Fox News reported today that Columbia University may try to use eminent domain to acquire the 17 acres from 125th to 133rd Streets in New York City known as Manhattan Ville. The University claims expansion is necessary as it is currently only one-half the size of Harvard and one-third the size of Princeton and Yale. According to Emerging Minds Magazine, Columbia is one of the city’s largest landlords. The acquisition of Manhattan Ville would double the current size of the University’s campus. Columbia plans to build a bio-chemical research center on the property, which would have five stories below ground level, potentially wreaking havoc on the environment.
Columbia has already acquired 85% of the area and is trying to cut a deal for the rest. According to the New York Sun, “The University has hired an outside organization to determine if the area is blighted. Such a determination would likely cause friction in part because the definition of blight is unclear and because the university is funding the study.” The blight study may conceivably help Columbia to exercise the law of eminent domain to acquire the remaining 15% of the area if property owners were to hold-out.

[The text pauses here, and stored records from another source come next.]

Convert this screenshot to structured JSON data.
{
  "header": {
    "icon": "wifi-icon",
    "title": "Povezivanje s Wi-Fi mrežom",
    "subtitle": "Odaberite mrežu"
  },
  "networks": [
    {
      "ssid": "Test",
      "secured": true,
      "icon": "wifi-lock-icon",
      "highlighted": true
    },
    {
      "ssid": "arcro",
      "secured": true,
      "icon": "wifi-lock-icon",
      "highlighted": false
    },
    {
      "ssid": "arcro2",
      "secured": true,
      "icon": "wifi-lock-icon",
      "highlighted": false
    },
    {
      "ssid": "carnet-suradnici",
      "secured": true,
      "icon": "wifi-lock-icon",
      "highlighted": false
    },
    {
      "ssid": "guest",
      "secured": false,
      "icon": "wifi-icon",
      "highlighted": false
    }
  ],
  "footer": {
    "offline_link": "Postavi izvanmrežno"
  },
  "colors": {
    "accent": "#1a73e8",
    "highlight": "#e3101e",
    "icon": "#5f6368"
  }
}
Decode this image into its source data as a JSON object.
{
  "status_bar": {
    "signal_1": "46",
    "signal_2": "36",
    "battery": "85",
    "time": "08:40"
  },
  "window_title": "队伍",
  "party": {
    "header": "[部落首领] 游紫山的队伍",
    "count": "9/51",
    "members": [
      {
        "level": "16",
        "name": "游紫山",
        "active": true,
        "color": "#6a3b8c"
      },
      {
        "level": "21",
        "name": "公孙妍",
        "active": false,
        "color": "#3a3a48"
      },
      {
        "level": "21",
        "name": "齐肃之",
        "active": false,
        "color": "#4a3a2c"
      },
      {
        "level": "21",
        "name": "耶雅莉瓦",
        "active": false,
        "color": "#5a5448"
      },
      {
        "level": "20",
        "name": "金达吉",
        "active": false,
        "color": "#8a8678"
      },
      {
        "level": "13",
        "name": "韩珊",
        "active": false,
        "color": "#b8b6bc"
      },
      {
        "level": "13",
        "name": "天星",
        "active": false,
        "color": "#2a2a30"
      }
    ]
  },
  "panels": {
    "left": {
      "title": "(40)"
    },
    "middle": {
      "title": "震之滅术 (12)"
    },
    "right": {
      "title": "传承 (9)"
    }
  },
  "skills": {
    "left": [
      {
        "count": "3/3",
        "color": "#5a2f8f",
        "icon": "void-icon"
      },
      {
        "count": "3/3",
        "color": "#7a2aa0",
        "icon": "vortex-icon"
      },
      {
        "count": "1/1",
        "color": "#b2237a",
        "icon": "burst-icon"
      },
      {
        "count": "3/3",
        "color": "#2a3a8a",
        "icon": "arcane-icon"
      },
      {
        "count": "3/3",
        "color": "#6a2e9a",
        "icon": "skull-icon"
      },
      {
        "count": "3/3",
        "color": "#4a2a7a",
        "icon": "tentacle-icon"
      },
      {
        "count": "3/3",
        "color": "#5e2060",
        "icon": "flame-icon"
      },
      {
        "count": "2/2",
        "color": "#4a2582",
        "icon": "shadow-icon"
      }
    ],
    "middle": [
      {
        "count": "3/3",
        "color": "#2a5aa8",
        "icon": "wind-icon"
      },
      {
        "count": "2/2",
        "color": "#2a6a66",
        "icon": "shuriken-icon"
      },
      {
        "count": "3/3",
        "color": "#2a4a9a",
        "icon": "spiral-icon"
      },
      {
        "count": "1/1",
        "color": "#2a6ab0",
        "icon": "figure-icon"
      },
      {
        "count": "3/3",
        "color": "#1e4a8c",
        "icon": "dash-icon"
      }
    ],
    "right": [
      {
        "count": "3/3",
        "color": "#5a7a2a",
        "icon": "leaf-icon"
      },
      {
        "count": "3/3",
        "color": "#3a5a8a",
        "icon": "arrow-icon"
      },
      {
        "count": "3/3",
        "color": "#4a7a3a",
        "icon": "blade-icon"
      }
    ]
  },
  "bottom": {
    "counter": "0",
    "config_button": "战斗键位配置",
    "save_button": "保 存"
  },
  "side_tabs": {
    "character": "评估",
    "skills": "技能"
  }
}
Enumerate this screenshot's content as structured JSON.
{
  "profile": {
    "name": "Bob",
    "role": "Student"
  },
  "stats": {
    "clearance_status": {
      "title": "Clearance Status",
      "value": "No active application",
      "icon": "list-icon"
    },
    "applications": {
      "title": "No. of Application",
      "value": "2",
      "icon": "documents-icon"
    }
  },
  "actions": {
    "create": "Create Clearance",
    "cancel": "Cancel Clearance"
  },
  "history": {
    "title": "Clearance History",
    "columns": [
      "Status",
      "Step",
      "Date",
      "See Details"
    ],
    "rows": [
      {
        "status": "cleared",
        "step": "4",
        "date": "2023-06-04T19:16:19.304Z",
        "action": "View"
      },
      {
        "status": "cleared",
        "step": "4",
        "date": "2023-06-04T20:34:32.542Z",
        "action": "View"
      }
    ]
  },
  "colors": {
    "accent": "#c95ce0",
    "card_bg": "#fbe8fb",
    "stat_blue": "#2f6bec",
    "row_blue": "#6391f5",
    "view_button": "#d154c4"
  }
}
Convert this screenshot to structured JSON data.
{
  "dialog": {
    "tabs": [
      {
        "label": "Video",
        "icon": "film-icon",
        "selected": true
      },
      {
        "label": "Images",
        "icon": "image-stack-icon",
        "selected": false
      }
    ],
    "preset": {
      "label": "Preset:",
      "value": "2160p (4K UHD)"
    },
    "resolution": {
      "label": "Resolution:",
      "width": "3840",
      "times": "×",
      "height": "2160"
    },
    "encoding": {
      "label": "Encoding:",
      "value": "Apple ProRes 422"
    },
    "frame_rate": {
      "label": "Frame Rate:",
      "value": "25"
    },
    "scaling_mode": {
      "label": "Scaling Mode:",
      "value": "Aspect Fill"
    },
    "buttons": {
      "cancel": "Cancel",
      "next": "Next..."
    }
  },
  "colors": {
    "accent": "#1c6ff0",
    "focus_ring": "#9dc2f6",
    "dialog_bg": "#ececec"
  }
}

One man clearly holding out is Nicholas Sprayregen. According to the New York Sun, he owns the largest chunk of any private property owner in Manhattan Ville. Most of it is devoted to his family’s self-storage business and he has no interest in selling out, hoping instead to pass his business on to his children.
In addition to Mr. Spraygregen’s refusal, Emerging Minds Magazine reports that Columbia also faces opposition from The Coalition to Preserve Community. It is a new grass roots movement that has led the fight against gentification of West Harlem. It claims Columbia is carrying out gentrification with the support of New York Mayor Michael Bloomberg. It fears that Columbia’s plan will displace homes and small businesses in Manhattan Ville.
Emerging Minds Magazine reported that Nellie Bailey of the Harlem Tenants Council in New York stated that the 2004 Vera Institute for Justice’s study on family homelessness in New York showed that, among other factors, neighborhoods experiencing gentrification like Central Harlem had higher numbers of families becoming homeless. Central Harlem ranked in the top 10 neighborhoods in the city with a high displacement rate.The New York City social service agency, Coalition for the Homeless, says there are 36,166 people who sleep in the city’s shelters and welfare hotels each night, and 14,884 are children.
According to the Fox News report today, the State of New York is reviewing eminent domain and appears to be onboard. It believes the takeover would be good for the local residents. Columbia would spend $7 billion to create 6,900 jobs. Two-thirds of them, approximately 4,600 jobs, would go to the local community.
Would Columbia’s acquisition of Manhattan Ville be a boon to the West Harlem community or is it gentrification?